La película acaba con un "final feliz", tan impostado como amargo, en la medida en que ninguna de las contradicciones que se han suscitado en la historia tiene verdaderamente resolución en la narración: todas permanecen.

Y justamente es ello lo que vuelve interesante la narración. De una parte, por su capacidad para representar de manera sintética el ensueño sexista moderno: el varón que quiere tener al tiempo a la esposa amantísima del hogar, pero también a la compañera desinhibida, capaz de desenvolverse en el mundo exterior; y siempre, por supuesto, a su servicio, sometida a él. Y, de otra, por venir a poner de manifiesto cómo dicho ensueño es eso, una fantasía, verdaderamente irrealizable. Frustrante siempre, por lo tanto, tanto para los varones que la persiguen como para las mujeres que intenten adaptarse al modelo normativo que se les propone. Porque, en realidad, se trata de un modelo inviable: ningún ser humano puede ser varias personalidades (contradictorias entre sí) al mismo tiempo, tampoco las mujeres. Y, por ello, los varones que persigan tal ensueño tan sólo se aferrarán al humo de su fantasía, evanescente, detrás del cual la terca realidad, material y psíquica, de las mujeres reales, pugnará por reparecer, a pesar de todos los delirios ideológicamente creados.

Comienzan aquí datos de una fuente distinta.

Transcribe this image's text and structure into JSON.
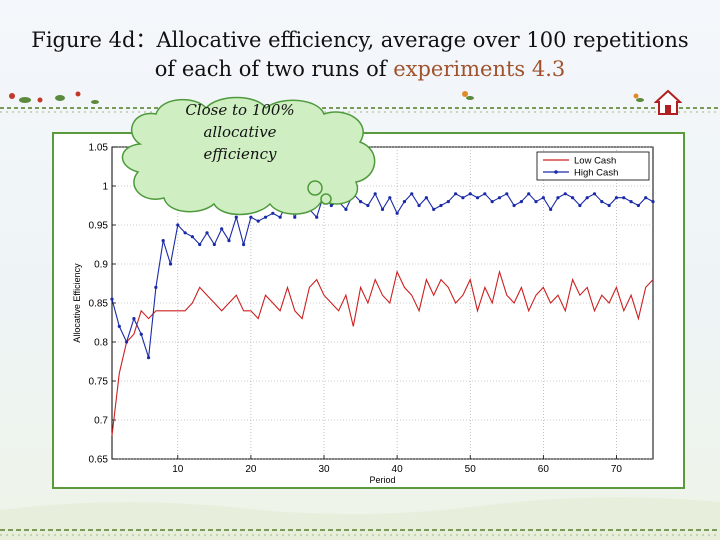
{
  "slide": {
    "title_line1": "Figure 4d：Allocative efficiency, average over 100 repetitions",
    "title_line2_prefix": "of each of two runs of ",
    "title_line2_highlight": "experiments 4.3",
    "callout_line1": "Close to 100%",
    "callout_line2": "allocative",
    "callout_line3": "efficiency",
    "accent_color": "#5b9a3c",
    "highlight_color": "#a0522d"
  },
  "chart_data": {
    "type": "line",
    "xlabel": "Period",
    "ylabel": "Allocative Efficiency",
    "xlim": [
      1,
      75
    ],
    "ylim": [
      0.65,
      1.05
    ],
    "xticks": [
      10,
      20,
      30,
      40,
      50,
      60,
      70
    ],
    "yticks": [
      0.65,
      0.7,
      0.75,
      0.8,
      0.85,
      0.9,
      0.95,
      1,
      1.05
    ],
    "grid": true,
    "legend_position": "top-right",
    "series": [
      {
        "name": "Low Cash",
        "color": "#cc2020",
        "marker": "none",
        "x": [
          1,
          2,
          3,
          4,
          5,
          6,
          7,
          8,
          9,
          10,
          11,
          12,
          13,
          14,
          15,
          16,
          17,
          18,
          19,
          20,
          21,
          22,
          23,
          24,
          25,
          26,
          27,
          28,
          29,
          30,
          31,
          32,
          33,
          34,
          35,
          36,
          37,
          38,
          39,
          40,
          41,
          42,
          43,
          44,
          45,
          46,
          47,
          48,
          49,
          50,
          51,
          52,
          53,
          54,
          55,
          56,
          57,
          58,
          59,
          60,
          61,
          62,
          63,
          64,
          65,
          66,
          67,
          68,
          69,
          70,
          71,
          72,
          73,
          74,
          75
        ],
        "values": [
          0.68,
          0.76,
          0.8,
          0.81,
          0.84,
          0.83,
          0.84,
          0.84,
          0.84,
          0.84,
          0.84,
          0.85,
          0.87,
          0.86,
          0.85,
          0.84,
          0.85,
          0.86,
          0.84,
          0.84,
          0.83,
          0.86,
          0.85,
          0.84,
          0.87,
          0.84,
          0.83,
          0.87,
          0.88,
          0.86,
          0.85,
          0.84,
          0.86,
          0.82,
          0.87,
          0.85,
          0.88,
          0.86,
          0.85,
          0.89,
          0.87,
          0.86,
          0.84,
          0.88,
          0.86,
          0.88,
          0.87,
          0.85,
          0.86,
          0.88,
          0.84,
          0.87,
          0.85,
          0.89,
          0.86,
          0.85,
          0.87,
          0.84,
          0.86,
          0.87,
          0.85,
          0.86,
          0.84,
          0.88,
          0.86,
          0.87,
          0.84,
          0.86,
          0.85,
          0.87,
          0.84,
          0.86,
          0.83,
          0.87,
          0.88
        ]
      },
      {
        "name": "High Cash",
        "color": "#1a2aa8",
        "marker": "dot",
        "x": [
          1,
          2,
          3,
          4,
          5,
          6,
          7,
          8,
          9,
          10,
          11,
          12,
          13,
          14,
          15,
          16,
          17,
          18,
          19,
          20,
          21,
          22,
          23,
          24,
          25,
          26,
          27,
          28,
          29,
          30,
          31,
          32,
          33,
          34,
          35,
          36,
          37,
          38,
          39,
          40,
          41,
          42,
          43,
          44,
          45,
          46,
          47,
          48,
          49,
          50,
          51,
          52,
          53,
          54,
          55,
          56,
          57,
          58,
          59,
          60,
          61,
          62,
          63,
          64,
          65,
          66,
          67,
          68,
          69,
          70,
          71,
          72,
          73,
          74,
          75
        ],
        "values": [
          0.855,
          0.82,
          0.8,
          0.83,
          0.81,
          0.78,
          0.87,
          0.93,
          0.9,
          0.95,
          0.94,
          0.935,
          0.925,
          0.94,
          0.925,
          0.945,
          0.93,
          0.96,
          0.925,
          0.96,
          0.955,
          0.96,
          0.965,
          0.96,
          0.98,
          0.96,
          0.98,
          0.97,
          0.96,
          0.99,
          0.975,
          0.98,
          0.97,
          0.99,
          0.98,
          0.975,
          0.99,
          0.97,
          0.985,
          0.965,
          0.98,
          0.99,
          0.975,
          0.985,
          0.97,
          0.975,
          0.98,
          0.99,
          0.985,
          0.99,
          0.985,
          0.99,
          0.98,
          0.985,
          0.99,
          0.975,
          0.98,
          0.99,
          0.98,
          0.985,
          0.97,
          0.985,
          0.99,
          0.985,
          0.975,
          0.985,
          0.99,
          0.98,
          0.975,
          0.985,
          0.985,
          0.98,
          0.975,
          0.985,
          0.98
        ]
      }
    ]
  }
}
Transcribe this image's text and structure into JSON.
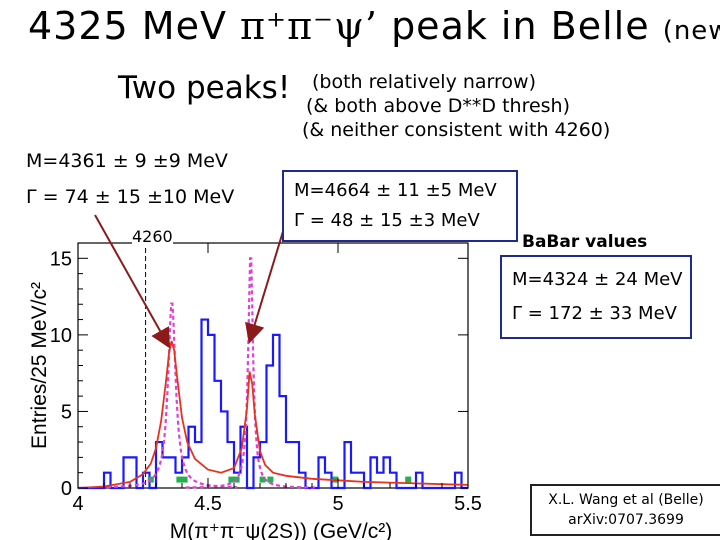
{
  "slide": {
    "title_a": "4325 MeV ",
    "title_sym": "π⁺π⁻ψ’",
    "title_b": " peak in Belle ",
    "title_new": "(new)",
    "headline": "Two peaks!",
    "notes": [
      "(both relatively narrow)",
      "(& both above D**D thresh)",
      "(& neither consistent with 4260)"
    ],
    "peak1_mass": "M=4361 ± 9 ±9 MeV",
    "peak1_width": "Γ = 74 ± 15 ±10  MeV",
    "peak2_mass": "M=4664 ± 11 ±5 MeV",
    "peak2_width": "Γ = 48 ± 15 ±3  MeV",
    "babar_title": "BaBar values",
    "babar_mass": "M=4324 ± 24 MeV",
    "babar_width": "Γ = 172 ± 33 MeV",
    "marker_4260": "4260",
    "citation_1": "X.L. Wang et al (Belle)",
    "citation_2": "arXiv:0707.3699"
  },
  "colors": {
    "box_border": "#1f2a8a",
    "histogram": "#1a1aff",
    "fit": "#e8321e",
    "peaks_dashed": "#e040d8",
    "background": "#22b14c",
    "arrows": "#8b1a1a"
  },
  "chart_data": {
    "type": "line",
    "xlabel": "M(π⁺π⁻ψ(2S)) (GeV/c²)",
    "ylabel": "Entries/25 MeV/c²",
    "xlim": [
      4.0,
      5.5
    ],
    "ylim": [
      0,
      16
    ],
    "xticks": [
      "4",
      "4.5",
      "5",
      "5.5"
    ],
    "yticks": [
      "0",
      "5",
      "10",
      "15"
    ],
    "bin_width": 0.025,
    "histogram": {
      "bin_edges_start": 4.0,
      "counts": [
        0,
        0,
        0,
        0,
        1,
        0,
        0,
        2,
        2,
        0,
        1,
        0,
        3,
        2,
        2,
        1,
        2,
        4,
        3,
        11,
        10,
        7,
        5,
        3,
        1,
        4,
        0,
        2,
        3,
        8,
        10,
        6,
        3,
        3,
        1,
        0,
        0,
        2,
        1,
        0,
        0,
        3,
        1,
        1,
        0,
        2,
        1,
        2,
        1,
        0,
        0,
        0,
        1,
        0,
        0,
        0,
        0,
        0,
        1,
        0
      ]
    },
    "fit_curve": {
      "x": [
        4.0,
        4.1,
        4.2,
        4.25,
        4.28,
        4.3,
        4.32,
        4.34,
        4.35,
        4.36,
        4.37,
        4.38,
        4.4,
        4.42,
        4.45,
        4.5,
        4.55,
        4.6,
        4.63,
        4.65,
        4.66,
        4.67,
        4.68,
        4.7,
        4.72,
        4.75,
        4.8,
        4.9,
        5.0,
        5.1,
        5.2,
        5.3,
        5.4,
        5.5
      ],
      "y": [
        0,
        0.1,
        0.4,
        0.9,
        1.6,
        2.6,
        4.4,
        7.2,
        8.8,
        9.6,
        9.0,
        7.4,
        4.6,
        3.0,
        1.9,
        1.2,
        1.0,
        1.3,
        2.6,
        5.2,
        7.6,
        6.8,
        4.8,
        2.4,
        1.5,
        1.0,
        0.8,
        0.6,
        0.5,
        0.4,
        0.35,
        0.3,
        0.25,
        0.2
      ]
    },
    "peak_curves_dashed": [
      {
        "center": 4.361,
        "peak": 12.2
      },
      {
        "center": 4.664,
        "peak": 15.5
      }
    ],
    "marker_4260_x": 4.26
  }
}
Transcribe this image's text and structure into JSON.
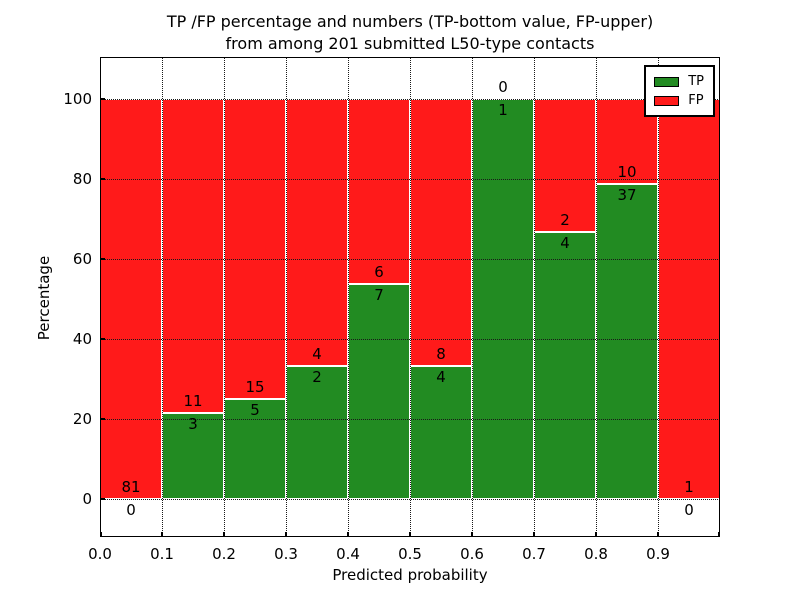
{
  "figure": {
    "title_line1": "TP /FP percentage and numbers (TP-bottom value, FP-upper)",
    "title_line2": "from among 201 submitted L50-type contacts",
    "background": "#ffffff"
  },
  "axes": {
    "xlabel": "Predicted probability",
    "ylabel": "Percentage",
    "yticks": [
      0,
      20,
      40,
      60,
      80,
      100
    ],
    "xticks": [
      "0.0",
      "0.1",
      "0.2",
      "0.3",
      "0.4",
      "0.5",
      "0.6",
      "0.7",
      "0.8",
      "0.9"
    ],
    "xlim": [
      0.0,
      1.0
    ],
    "ylim": [
      -10,
      110
    ],
    "grid_style": "dotted",
    "grid_color": "#1a1a1a"
  },
  "legend": {
    "position": "upper-right",
    "entries": [
      {
        "label": "TP",
        "color": "#228b22"
      },
      {
        "label": "FP",
        "color": "#ff1a1a"
      }
    ]
  },
  "chart_data": {
    "type": "bar",
    "stacked": true,
    "normalization": "each 0.1-wide probability bin stacked to 100%",
    "bin_width": 0.1,
    "categories": [
      "0.0-0.1",
      "0.1-0.2",
      "0.2-0.3",
      "0.3-0.4",
      "0.4-0.5",
      "0.5-0.6",
      "0.6-0.7",
      "0.7-0.8",
      "0.8-0.9",
      "0.9-1.0"
    ],
    "series": [
      {
        "name": "TP",
        "color": "#228b22",
        "counts": [
          0,
          3,
          5,
          2,
          7,
          4,
          1,
          4,
          37,
          0
        ]
      },
      {
        "name": "FP",
        "color": "#ff1a1a",
        "counts": [
          81,
          11,
          15,
          4,
          6,
          8,
          0,
          2,
          10,
          1
        ]
      }
    ],
    "tp_percent_of_bin": [
      0.0,
      21.4,
      25.0,
      33.3,
      53.8,
      33.3,
      100.0,
      66.7,
      78.7,
      0.0
    ],
    "total_contacts": 201,
    "title": "TP /FP percentage and numbers (TP-bottom value, FP-upper) from among 201 submitted L50-type contacts",
    "xlabel": "Predicted probability",
    "ylabel": "Percentage"
  }
}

Una película, por lo tanto, mucho más moderna, y pertinente aún hoy en día, de lo que en principio pudiera pensarse. Puesto que los dilemas del sexismo moderno siguen ahí, atenazándonos, a pesar de la igualdad (formal) de géneros que proclamamos y de la modernidad de la que estamos tan orgullos@s (unos y otras). Modernidad (en valores, en formas de vida) que ciertamente habita entre nosotr@s. Pero que sería erróneo pensar que tenga que ser siempre necesariamente una modernidad igualitaria. Conviene no confundir la ideología de lo moderno (concebido como "avanzado", "progresista", etc) con su realidad, mucho más ambivalente. Pues (como ya nos recordaron en su día T. L. W. Adorno y M. Horkheimer) la dialéctica de la modernidad posee también su lado siniestro, en la persistencia -aunque sea transformadas- de las relaciones de dominación. También de género.